What’s most striking about the record, Telethon’s fourth, is how thoughtful it is while also being unbelievably catchy. Kevin Tully often sings at a mile a minute and jam packs his verses with clever and interesting lyrics. He’s complimented most by lead guitarist, Jack Sibilski whose riffs are crisp, clear and reminiscent of Thin Lizzy. Hard Pop is such an appropriate name, as they really embrace a hard rock tone while making generally upbeat pop-rock. You could call it power-pop, but power-pop doesn’t shred like this. You can hear it in the 60’s swing of “(I Guess You’d Call It) An Undertone,” a song that has big horns, a catchy chorus, and some tasty solos. The scope of the band’s point of view is evidenced in their first track, the double song “Loser/That Old Private Hell,” what begins as an acoustic ballad, quickly switches to a pop-punk romp that sounds straight out of American Pie. The message also is reminiscent of the coming of age film, as Tully sings, “Being a loser’s a gift, though it don’t seem like it now.” Of course, this level of attention to detail should come as no surprise to anyone familiar with the band’s 90-minute rock opera The Grand Spontanean. Telethon bring in a number of sounds throughout the record’s short (for them) length. “Chimney Rock” is synth-driven punk reminiscent of The Ergs; “Manila” starts as a ballad worthy of a musical before finding it’s way 90’s ska. There’s rarely a moment where your attention isn’t held.

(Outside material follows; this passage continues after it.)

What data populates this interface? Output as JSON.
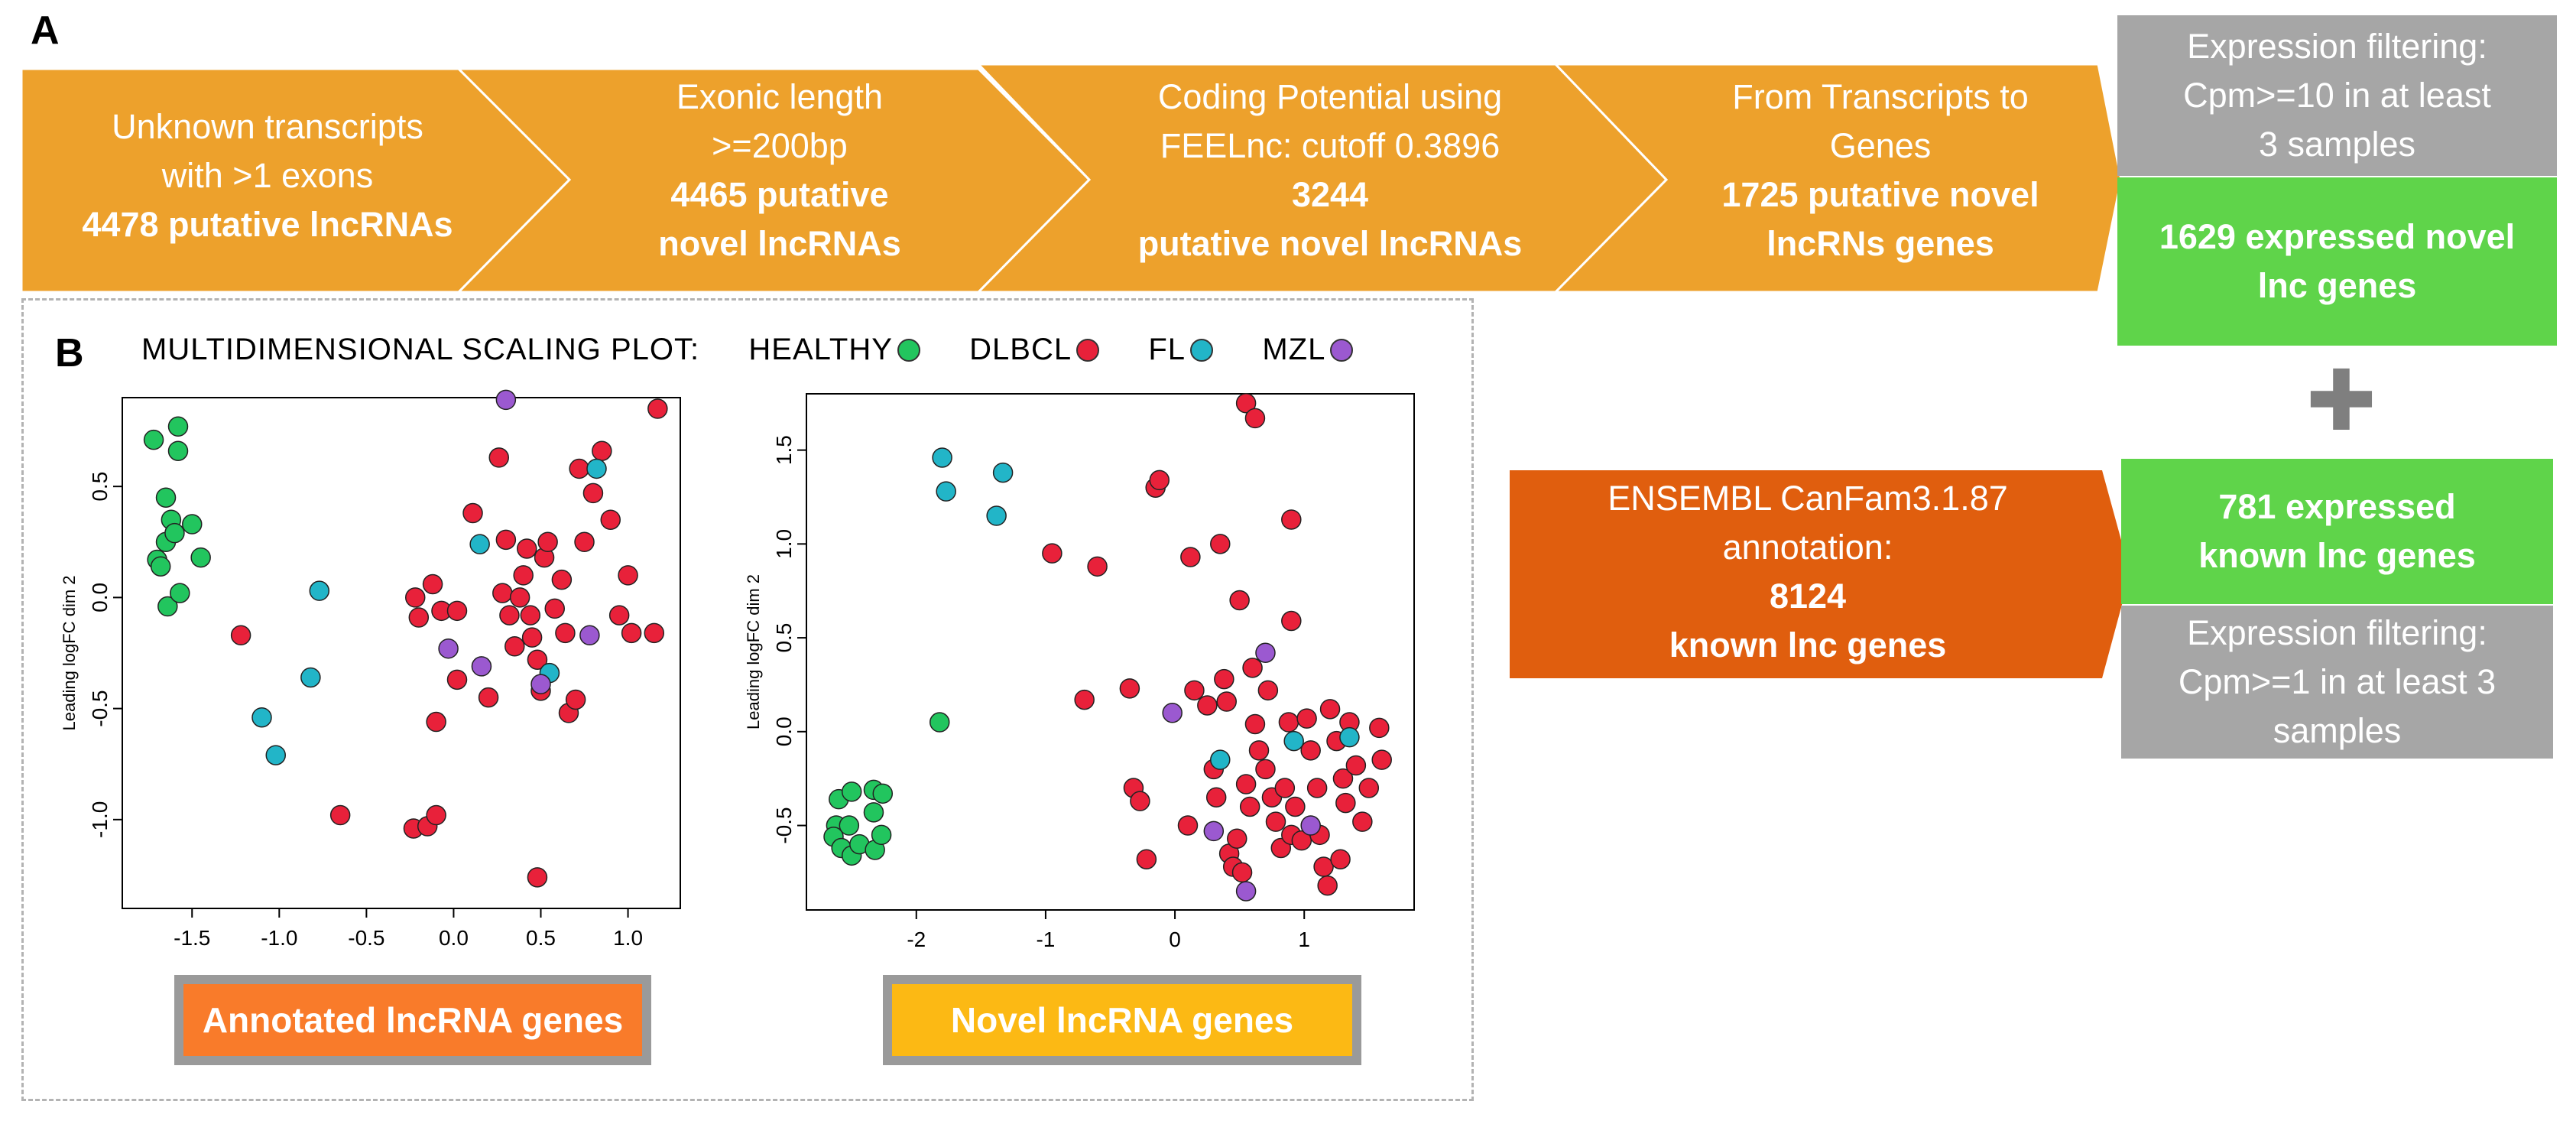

What does make Telethon so listenable is the way that Tully can turn a phrase. I consistently return to the almost rushed delivery of “Fake it til you make it so they leave you alone” in “Chimney Rock,” but Hard Pop is loaded with these interesting. He’s also incredibly descriptive. See the opening lines of “An Undertone:”
Let me set the scene
In lieu of the corkboard; the photos connected by string
But give me a sec for finessing the mess in my brain
It’s developing news
It’s a skin being shed you could say i outgrew
These street lamps glow with an iridescent green
Only seen by the shadows in the know
Part of this is Tully’s poetics, but also the relatable nature of his voice. He’s a great singer, but he also dips into various timbres where he could also sound like your friend singing along to the radio on the way to go get pizza. “Youdon’tinspiremelikeyouusedto’s” chorus does this to great effect, as he does his best impression of someone like John Fogerty or Bruce Springsteen over an energetic jam with lines like:
“Take more time out to note all the victories”
Yeah, but doc, imagine moving to the beach!
I don’t mean actually on the beach,
But somewhere there’s ocean, at least, nearby
What a life that could be”
The envy of my former colleagues
Pictures of sunsets from branches of palm trees
Highways’d part on sight of the RV
I live in, what’s the limit?
While it’s hard to tell these things, pop-punk is in an excellent spot for genre-stretching and power-pop inspired artists, and Hard Pop is entirely a product of some passionate members of the community who are taking advantage of an open-minded community. Telethon will make you mosh, dance, and singalong. Where Jeff Rosenstock flipped punk on it’s head with Worry, Telethon have found a way to pack another hundred miles and thousand words into the expanding chasm. We can only hope that more artists will follow Telethon’s influence and not be afraid to make Hard Pop.